Infatti è noto che la finalità del SSN, come definita dalla Organizzazione Mondiale della Sanità, cioè la tutela della salute come "stato di completo benessere fisico, psichico e sociale e non semplice assenza di malattia" fa sì che debba essere attuata non solo in un sistema sanitario in senso stretto, bensì dando corso ad un’articolata e complessa attività con più professionisti ed operatori per individuare e conseguentemente modificare quei fattori che influiscono negativamente sulla salute individuale e collettiva promuovendo al contempo quelli favorevoli.
Per questa finalità il legislatore ha voluto inserire nella legge madre delle professioni sanitarie, la legge 3/18, con l’articolo 5 una specifica area delle professioni sociosanitarie e in questa area andrà individuato, quindi, un inquadramento adeguato e coerente per tutti quei profili professionali che non sono riconosciuti appieno all’interno dell’attuale sistema delle professioni sanitarie, ma che nella visione nuova di tutela della salute, ricoprono funzioni utili ed efficaci per il “piano terapeutico” e per l’intera organizzazione del lavoro.
In questa ottica Stato e Regioni per essere realmente conseguenti alle scelte già adottate dovrebbero dar corso alle procedure previste dall’articolo 5 della legge Lorenzin per individuare nuovi profili sociosanitari ad iniziare proprio dal chinesiologo (laureato in Scienze Motorie) proprio per la sua missione di prevenzione e di mantenimento dello stato di salute.

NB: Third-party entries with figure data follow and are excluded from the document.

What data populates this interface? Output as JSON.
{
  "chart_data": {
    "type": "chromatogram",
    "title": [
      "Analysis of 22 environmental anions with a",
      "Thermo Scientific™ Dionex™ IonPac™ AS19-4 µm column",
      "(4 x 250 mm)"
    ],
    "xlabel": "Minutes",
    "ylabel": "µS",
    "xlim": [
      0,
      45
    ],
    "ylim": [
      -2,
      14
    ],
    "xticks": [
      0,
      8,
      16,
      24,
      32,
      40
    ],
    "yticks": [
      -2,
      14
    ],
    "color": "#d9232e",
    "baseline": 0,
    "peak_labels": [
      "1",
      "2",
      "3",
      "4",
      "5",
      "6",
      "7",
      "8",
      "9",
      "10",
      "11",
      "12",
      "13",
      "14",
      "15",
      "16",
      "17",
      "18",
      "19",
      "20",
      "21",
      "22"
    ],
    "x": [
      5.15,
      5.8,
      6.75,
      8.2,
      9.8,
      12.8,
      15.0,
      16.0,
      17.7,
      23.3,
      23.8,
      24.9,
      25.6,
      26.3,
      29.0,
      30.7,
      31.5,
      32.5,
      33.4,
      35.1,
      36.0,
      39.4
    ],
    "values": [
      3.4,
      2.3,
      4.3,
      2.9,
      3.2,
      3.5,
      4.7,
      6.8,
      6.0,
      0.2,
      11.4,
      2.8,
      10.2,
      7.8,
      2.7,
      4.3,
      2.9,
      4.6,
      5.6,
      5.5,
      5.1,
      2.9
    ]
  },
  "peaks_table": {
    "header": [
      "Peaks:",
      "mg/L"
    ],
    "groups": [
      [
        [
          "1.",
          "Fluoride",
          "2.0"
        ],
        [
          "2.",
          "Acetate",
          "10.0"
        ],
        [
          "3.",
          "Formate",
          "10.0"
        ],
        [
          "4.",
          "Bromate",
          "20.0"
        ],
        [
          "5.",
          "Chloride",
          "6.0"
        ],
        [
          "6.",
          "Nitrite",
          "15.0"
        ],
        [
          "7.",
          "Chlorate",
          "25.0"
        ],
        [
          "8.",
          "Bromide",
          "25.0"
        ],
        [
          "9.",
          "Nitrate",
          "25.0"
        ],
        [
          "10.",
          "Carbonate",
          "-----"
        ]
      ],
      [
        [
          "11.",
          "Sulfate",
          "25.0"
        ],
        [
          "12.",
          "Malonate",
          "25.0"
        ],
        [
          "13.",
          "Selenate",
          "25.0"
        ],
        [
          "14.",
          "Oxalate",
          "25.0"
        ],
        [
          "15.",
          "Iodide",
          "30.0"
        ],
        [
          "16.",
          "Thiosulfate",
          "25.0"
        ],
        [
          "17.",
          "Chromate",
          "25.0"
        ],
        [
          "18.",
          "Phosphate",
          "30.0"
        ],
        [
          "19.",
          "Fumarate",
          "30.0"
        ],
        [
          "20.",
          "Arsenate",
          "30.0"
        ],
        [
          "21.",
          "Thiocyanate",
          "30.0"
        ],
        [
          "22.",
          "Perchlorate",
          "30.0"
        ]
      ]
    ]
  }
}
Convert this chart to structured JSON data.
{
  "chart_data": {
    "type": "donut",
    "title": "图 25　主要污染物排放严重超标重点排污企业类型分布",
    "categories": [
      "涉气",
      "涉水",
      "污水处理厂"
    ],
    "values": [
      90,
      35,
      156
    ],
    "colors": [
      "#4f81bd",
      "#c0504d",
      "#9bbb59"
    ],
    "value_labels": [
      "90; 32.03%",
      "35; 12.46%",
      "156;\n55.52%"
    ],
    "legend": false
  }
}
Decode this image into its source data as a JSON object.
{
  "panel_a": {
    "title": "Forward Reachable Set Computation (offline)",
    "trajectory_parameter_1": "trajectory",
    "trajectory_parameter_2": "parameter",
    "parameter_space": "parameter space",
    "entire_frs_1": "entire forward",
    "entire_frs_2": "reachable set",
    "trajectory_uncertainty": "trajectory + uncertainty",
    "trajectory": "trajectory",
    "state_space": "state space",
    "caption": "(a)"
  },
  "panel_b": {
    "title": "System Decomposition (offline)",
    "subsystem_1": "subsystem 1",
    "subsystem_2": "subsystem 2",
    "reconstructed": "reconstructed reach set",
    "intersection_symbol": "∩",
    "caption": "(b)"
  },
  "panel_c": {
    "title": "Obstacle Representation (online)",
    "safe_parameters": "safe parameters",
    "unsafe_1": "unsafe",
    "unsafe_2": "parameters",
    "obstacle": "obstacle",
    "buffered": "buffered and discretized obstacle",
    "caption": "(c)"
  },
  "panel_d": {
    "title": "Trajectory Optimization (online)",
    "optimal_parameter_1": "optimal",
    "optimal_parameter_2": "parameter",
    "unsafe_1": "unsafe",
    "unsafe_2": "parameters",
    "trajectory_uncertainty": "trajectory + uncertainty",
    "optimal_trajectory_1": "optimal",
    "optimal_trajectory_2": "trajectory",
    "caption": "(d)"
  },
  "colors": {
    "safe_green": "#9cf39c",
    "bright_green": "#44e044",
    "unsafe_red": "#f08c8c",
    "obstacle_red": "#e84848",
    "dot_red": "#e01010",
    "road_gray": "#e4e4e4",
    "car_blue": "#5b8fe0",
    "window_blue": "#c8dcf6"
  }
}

L’istituzione della figura del chinesiologo operata recentemente, oltre ad apportare chiarezza sulla linea di confine tra trattamenti terapeutico-riabilitativi-rieducativi, comprensivi di riacutizzazioni e aggravamenti, propri delle professioni sanitarie e l'attività fisica adattata (AFA) e l’esercizio fisico strutturato (EFS), non sanitari, tipica della fase di stabilizzazione, segna una svolta per l’efficientamento della offerta dei servizi sanitari e socio-sanitari (territoriali), valorizzando ed ottimizzando, secondo le rispettive matrici di competenza, le funzioni dei professionisti sanitari, quali quelle afferenti al fisioterapista ed al medico di medicina generale, anche attraverso la migliore educazione e gestione dell’attività fisica adattata e, quindi, del possibile coinvolgimento a supporto del chinesiologo.
La scelta di inserire il chinesiologo tra le professioni sociosanitarie non avrà impatti sulla finanza pubblica bensì tale riconoscimento rappresenterebbe l’apporto distintivo e necessario per lo sviluppo di un sistema che possa integrare pienamente le attività motorie nell’ambito nell’intero ciclo di vita e dei processi di salute, supportando la migliore integrazione e relazione funzionale con gli altri professionisti sanitari e sociosanitari , da attuarsi nel pieno rispetto delle diverse matrici di competenza e responsabilità, anche nell’ambito della presa in carico territoriale.
Con una domanda crescente di servizi sanitari e sociosanitari, tale riconoscimento apporterebbe inoltre risorse umane competenti, idonee ad integrare la rete di continuità socio assistenziale; a mero titolo esemplificativo, si pensi alle numerose ipotesi in cui alle prescrizioni a svolgere attività motoria ai propri assistiti da parte di operatori sanitari, non vi sia possibilità di un “raccordo” con figure professionali che sappiano interpretare, indirizzare l’attività motoria corretta al caso specifico.